Difficile vero? Già perché il mitico pirata il casco non lo portava mai, come quasi tutti i campioni della sua epoca.

Oggi farebbe davvero strano vedere ciclisti professionisti correre senza casco, così come del resto è ormai quasi impossibile imbattersi in cicloamatori che escono ad allenarsi a testa scoperta.

Il merito di questa “evoluzione” nella cultura del ciclista è tutto dei professionisti, che verso la fine degli anni ‘90, complice purtroppo l’incidente mortale a Fabio Casartelli, sono riusciti a trasmettere il messaggio che il caschetto è un’indispensabile misura di sicurezza da usare sempre, che deve far parte dell’abbigliamento “standard” di ogni ciclista.

Ma se la sicurezza in strada viene prima di tutto, allora perché non fare un passo in più e adottare altri accessori che potrebbero risultare altrettanto fondamentali da questo punto di vista?

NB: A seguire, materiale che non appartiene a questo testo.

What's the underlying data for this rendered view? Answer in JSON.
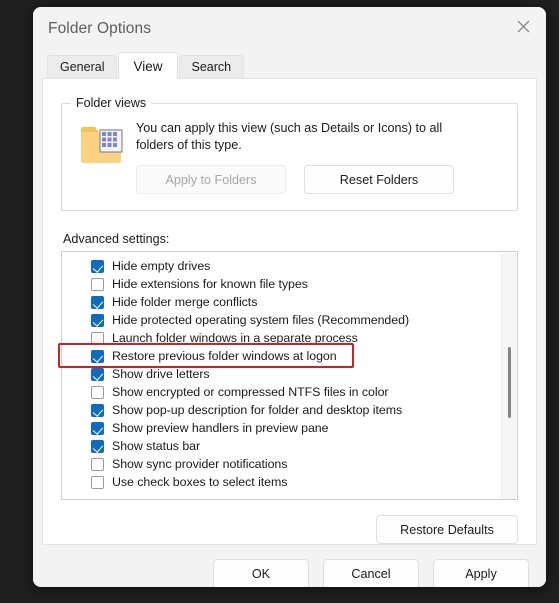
{
  "window": {
    "title": "Folder Options",
    "close_icon": "close-icon"
  },
  "tabs": [
    {
      "label": "General",
      "active": false
    },
    {
      "label": "View",
      "active": true
    },
    {
      "label": "Search",
      "active": false
    }
  ],
  "folder_views": {
    "legend": "Folder views",
    "icon": "folder-view-icon",
    "description": "You can apply this view (such as Details or Icons) to all folders of this type.",
    "apply_button": {
      "label": "Apply to Folders",
      "disabled": true
    },
    "reset_button": {
      "label": "Reset Folders",
      "disabled": false
    }
  },
  "advanced_settings": {
    "label": "Advanced settings:",
    "items": [
      {
        "label": "Hide empty drives",
        "checked": true,
        "highlighted": false
      },
      {
        "label": "Hide extensions for known file types",
        "checked": false,
        "highlighted": false
      },
      {
        "label": "Hide folder merge conflicts",
        "checked": true,
        "highlighted": false
      },
      {
        "label": "Hide protected operating system files (Recommended)",
        "checked": true,
        "highlighted": false
      },
      {
        "label": "Launch folder windows in a separate process",
        "checked": false,
        "highlighted": false
      },
      {
        "label": "Restore previous folder windows at logon",
        "checked": true,
        "highlighted": true
      },
      {
        "label": "Show drive letters",
        "checked": true,
        "highlighted": false
      },
      {
        "label": "Show encrypted or compressed NTFS files in color",
        "checked": false,
        "highlighted": false
      },
      {
        "label": "Show pop-up description for folder and desktop items",
        "checked": true,
        "highlighted": false
      },
      {
        "label": "Show preview handlers in preview pane",
        "checked": true,
        "highlighted": false
      },
      {
        "label": "Show status bar",
        "checked": true,
        "highlighted": false
      },
      {
        "label": "Show sync provider notifications",
        "checked": false,
        "highlighted": false
      },
      {
        "label": "Use check boxes to select items",
        "checked": false,
        "highlighted": false
      }
    ],
    "scrollbar": {
      "thumb_top_pct": 38,
      "thumb_height_pct": 29
    }
  },
  "restore_defaults_button": {
    "label": "Restore Defaults"
  },
  "footer_buttons": [
    {
      "label": "OK"
    },
    {
      "label": "Cancel"
    },
    {
      "label": "Apply"
    }
  ],
  "colors": {
    "accent": "#0f6cbd",
    "annotation": "#cc2127",
    "desktop": "#1f1f1f",
    "dialog": "#f3f3f3"
  }
}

Lo specchietto retrovisore ad esempio.

Statisticamente, molti incidenti avvengono proprio mentre il ciclista si volta per controllare alle proprie spalle, tendendo così a spostarsi verso il centro della carreggiata, tuttavia c’è ancora diffidenza verso l’uso di un retrovisore, per timore forse di rovinare il look in bici.

Poi nemmeno i professionisti lo usano…

A chi la pensa così si può fare l’esempio dei corridori delle Moto GP: sui loro bolidi non hanno gli specchietti semplicemente perché in pista, senza traffico, non ne hanno bisogno, ma provate a chiedere a un motociclista da strada di rinunciare ai retrovisori. Vi prenderà per matto.

Perché per le bici da corsa dovrebbe cambiare qualcosa? Anche in questo caso durante le gare sarebbe superfluo, ma quando pedaliamo nel traffico, con le auto che ci sfrecciano a pochi centimetri, farebbe comodo eccome.

Probabilmente è solo questione di tempo, e prima o poi accetteremo come naturale l’idea che montare uno specchietto sulla bicicletta durante gli allenamenti potrebbe salvarci la vita. La scelta sarebbe di sicuro facilitata se l’oggetto in questione avesse un design particolare ed elegante, come l’Eyelink di Selle Italia, che garantisce inoltre un ampio angolo di visuale per la massima sicurezza anche sulle strade più trafficate.

Con Eyelink, la prossima volta che rallenteremo davanti a una vetrina per controllare nel riflesso che il nostro stile sia impeccabile (tutti quanti a volte lo facciamo, è il momento di confessare…), tutto sarà sicuramente perfetto.